Set<Stock> stocks = new HashSet<Stock>();
for (Trade t : trades) stocks.add(t.getStock()); //MUTATION
Using scala the correct thing to do is to map the input collection and then convert to a set:
val stocks = (trades map (_.stock)).toSet //MAPPING INPUT TO OUTPUT
Or, if we are concerned about performance:
(trades.view map (_.stock)).toSet
(trades.iterator map (_.stock)).toSet
What are the advantages here? Well:
My code can never observe a partially-constructed result
The application of a function A => B to a Coll[A] to get a Coll[B] is clearer.
Accumulating
Again, in Java the idiom has to be mutation. Suppose we are trying to sum the decimal quantities of the trades we have done:
BigDecimal sum = BigDecimal.ZERO
for (Trade t : trades) {
sum.add(t.getQuantity()); //MUTATION
}
Again, we must be very careful not to accidentally observe a partially-constructed result! In scala, we can do this in a single expression:
val sum = (0 /: trades)(_ + _.quantity) //MAPPING INTO TO OUTPUT
Or the various other forms:
(trades.foldLeft(0)(_ + _.quantity)
(trades.iterator map (_.quantity)).sum
(trades.view map (_.quantity)).sum
Oh, by the way, there is a bug in the Java implementation! Did you spot it?

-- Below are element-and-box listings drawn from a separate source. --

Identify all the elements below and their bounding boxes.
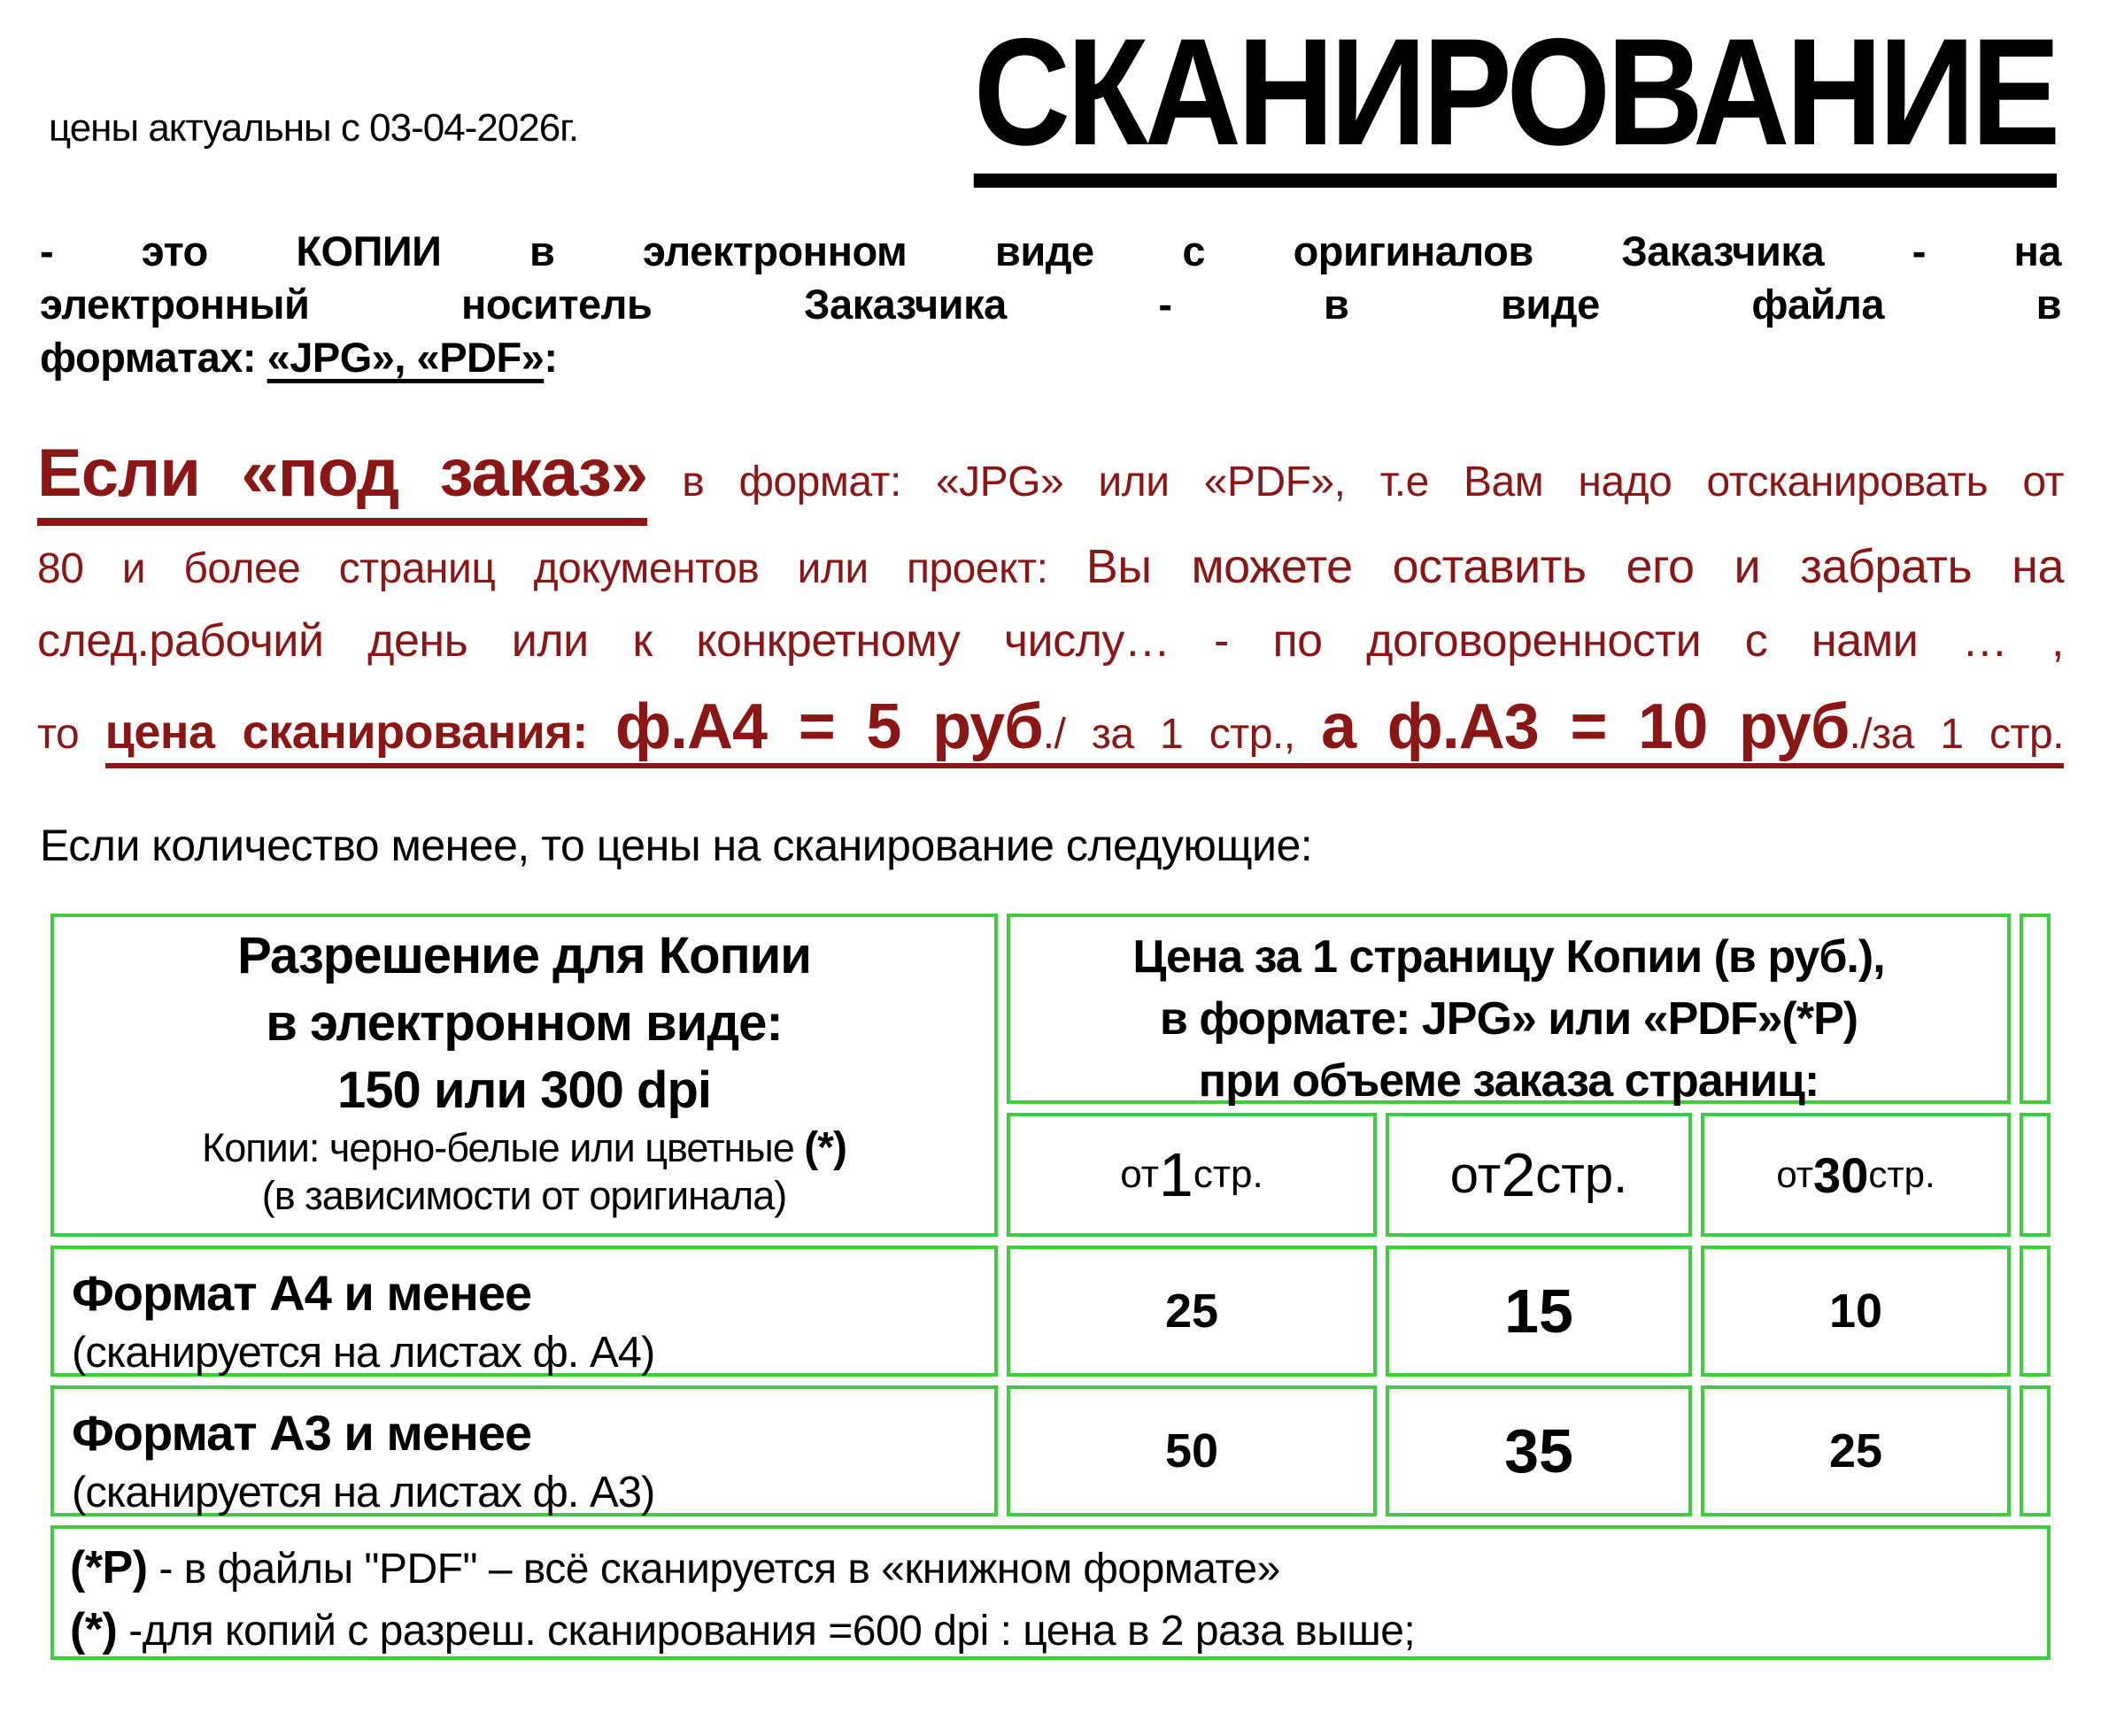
volume-column-from-30: от 30 стр.: [1701, 1113, 2011, 1238]
page-title: СКАНИРОВАНИЕ: [973, 16, 2060, 188]
intro-line-2: электронный носитель Заказчика - в виде …: [40, 281, 2062, 328]
price-a3-from-1: 50: [1007, 1385, 1377, 1517]
footnote-text-600dpi: -для копий с разреш. сканирования =600 d…: [117, 1608, 1416, 1655]
order-heading: Если «под заказ»: [37, 436, 648, 526]
volume-suffix: стр.: [1535, 1146, 1628, 1204]
price-a3-unit: ./за 1 стр.: [1849, 710, 2065, 758]
price-a4-unit: ./ за 1 стр.,: [1042, 710, 1322, 758]
order-line-3: след.рабочий день или к конкретному числ…: [37, 614, 2065, 667]
order-line-2-small: 80 и более страниц документов или проект…: [37, 544, 1086, 592]
footnote-mark-pdf: (*Р): [70, 1542, 148, 1594]
price-header-line-2: в формате: JPG» или «PDF»(*Р): [1159, 993, 1858, 1045]
volume-suffix: стр.: [1193, 1153, 1263, 1197]
footnotes-cell: (*Р) - в файлы "PDF" – всё сканируется в…: [50, 1525, 2051, 1662]
order-section: Если «под заказ» в формат: «JPG» или «PD…: [37, 430, 2065, 769]
order-price-prefix: то: [37, 710, 105, 758]
volume-prefix: от: [1449, 1146, 1502, 1204]
empty-cell: [2020, 1246, 2051, 1377]
format-a3-row-label: Формат А3 и менее (сканируется на листах…: [50, 1385, 998, 1517]
intro-line-3: форматах: «JPG», «PDF»:: [40, 331, 2061, 384]
resolution-header-line-2: в электронном виде:: [266, 994, 783, 1053]
price-a4-from-1: 25: [1007, 1246, 1377, 1377]
intro-formats-underlined: «JPG», «PDF»: [266, 334, 545, 381]
volume-prefix: от: [1776, 1153, 1814, 1196]
order-line-2-big: Вы можете оставить его и забрать на: [1085, 539, 2065, 593]
order-line-1: Если «под заказ» в формат: «JPG» или «PD…: [37, 430, 2064, 526]
resolution-header-line-3: 150 или 300 dpi: [336, 1061, 712, 1120]
empty-cell: [2020, 1113, 2051, 1238]
smaller-quantity-note: Если количество менее, то цены на сканир…: [40, 821, 1313, 871]
price-a3: а ф.А3 = 10 руб: [1321, 691, 1850, 762]
footnote-mark-600dpi: (*): [70, 1604, 118, 1656]
scanning-price-table: Разрешение для Копии в электронном виде:…: [50, 914, 2051, 1662]
resolution-header-line-4: Копии: черно-белые или цветные (*): [54, 1124, 994, 1172]
volume-column-from-2: от 2 стр.: [1386, 1113, 1692, 1238]
resolution-header-line-5: (в зависимости от оригинала): [261, 1173, 788, 1219]
volume-column-from-1: от 1 стр.: [1007, 1113, 1377, 1238]
format-a3-title: Формат А3 и менее: [72, 1405, 532, 1462]
order-line-2: 80 и более страниц документов или проект…: [37, 536, 2065, 598]
document-header: цены актуальны с 03-04-2026г. СКАНИРОВАН…: [0, 0, 2101, 188]
footnote-pdf: (*Р) - в файлы "PDF" – всё сканируется в…: [70, 1538, 2047, 1600]
empty-cell: [2020, 914, 2051, 1105]
price-header-line-1: Цена за 1 страницу Копии (в руб.),: [1132, 931, 1885, 984]
format-a4-subtitle: (сканируется на листах ф. А4): [72, 1329, 655, 1377]
resolution-header-cell: Разрешение для Копии в электронном виде:…: [50, 914, 998, 1238]
order-price-line: то цена сканирования: ф.А4 = 5 руб./ за …: [37, 686, 2065, 769]
asterisk-mark: (*): [804, 1124, 847, 1172]
order-price-underlined: цена сканирования: ф.А4 = 5 руб./ за 1 с…: [104, 691, 2065, 768]
volume-suffix: стр.: [1868, 1153, 1935, 1196]
price-header-line-3: при объеме заказа страниц:: [1198, 1055, 1820, 1107]
footnote-text-pdf: - в файлы "PDF" – всё сканируется в «кни…: [147, 1546, 1280, 1593]
footnote-600dpi: (*) -для копий с разреш. сканирования =6…: [70, 1600, 2047, 1662]
format-a4-row-label: Формат А4 и менее (сканируется на листах…: [50, 1246, 998, 1377]
intro-formats-prefix: форматах:: [40, 334, 267, 381]
price-header-cell: Цена за 1 страницу Копии (в руб.), в фор…: [1007, 914, 2011, 1107]
empty-cell: [2020, 1385, 2051, 1517]
intro-paragraph: - это КОПИИ в электронном виде с оригина…: [40, 225, 2062, 384]
price-a4: ф.А4 = 5 руб: [615, 691, 1044, 762]
price-a3-from-2: 35: [1386, 1385, 1692, 1517]
copies-type-text: Копии: черно-белые или цветные: [202, 1125, 805, 1171]
volume-prefix: от: [1120, 1153, 1159, 1197]
price-a4-from-30: 10: [1701, 1246, 2011, 1377]
price-a4-from-2: 15: [1386, 1246, 1692, 1377]
format-a4-title: Формат А4 и менее: [72, 1265, 532, 1322]
order-heading-rest: в формат: «JPG» или «PDF», т.е Вам надо …: [647, 459, 2064, 505]
price-validity-note: цены актуальны с 03-04-2026г.: [49, 106, 579, 150]
price-a3-from-30: 25: [1701, 1385, 2011, 1517]
intro-formats-suffix: :: [544, 334, 558, 381]
format-a3-subtitle: (сканируется на листах ф. А3): [72, 1469, 655, 1517]
intro-line-1: - это КОПИИ в электронном виде с оригина…: [40, 228, 2062, 274]
volume-number: 30: [1813, 1146, 1869, 1203]
resolution-header-line-1: Разрешение для Копии: [237, 927, 812, 985]
volume-number: 2: [1501, 1140, 1536, 1210]
volume-number: 1: [1158, 1140, 1193, 1210]
order-price-label: цена сканирования:: [104, 705, 616, 759]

I'd say it's the difference between:
var counter = 0
def updateCounter(toAdd: Int): Unit = {
counter += toAdd
}
updateCounter(8)
println(counter)
and:
val originalValue = 0
def addToValue(value: Int, toAdd: Int): Int = value + toAdd
val firstNewResult = addToValue(originalValue, 8)
println(firstNewResult)
This is a gross over simplification but fuller examples are things like using a foldLeft to build up a result rather than doing the hard work yourself: foldLeft example
What it means is that if you write pure functions like this you always get the same output from the same input, and there are no side effects, which makes it easier to reason about your programs and ensure that they are correct.
so for example the function:
def times2(x:Int) = x*2
is pure, while
def add5ToList(xs: MutableList[Int]) {
xs += 5
}
is impure because it edits data in place as a side effect. This is a problem because that same list could be in use elsewhere in the the program and now we can't guarantee the behaviour because it has changed.
A pure version would use immutable lists and return a new list
def add5ToList(xs: List[Int]) = {
5::xs
}
There are plenty examples with collections, which are easy to come by but might give the wrong impression. This concept works at all levels of the language (it doesn't at the VM level, however). One example is the case classes. Consider these two alternatives:
// Java-style
class Person(initialName: String, initialAge: Int) {
def this(initialName: String) = this(initialName, 0)
private var name = initialName
private var age = initialAge
def getName = name
def getAge = age
def setName(newName: String) { name = newName }
def setAge(newAge: Int) { age = newAge }
}
val employee = new Person("John")
employee.setAge(40) // we changed the object
// Scala-style
case class Person(name: String, age: Int) {
def this(name: String) = this(name, 0)
}
val employee = new Person("John")
val employeeWithAge = employee.copy(age = 40) // employee still exists!
This concept is applied on the construction of the immutable collection themselves: a List never changes. Instead, new List objects are created when necessary. Use of persistent data structures reduce the copying that would happen on a mutable data structure.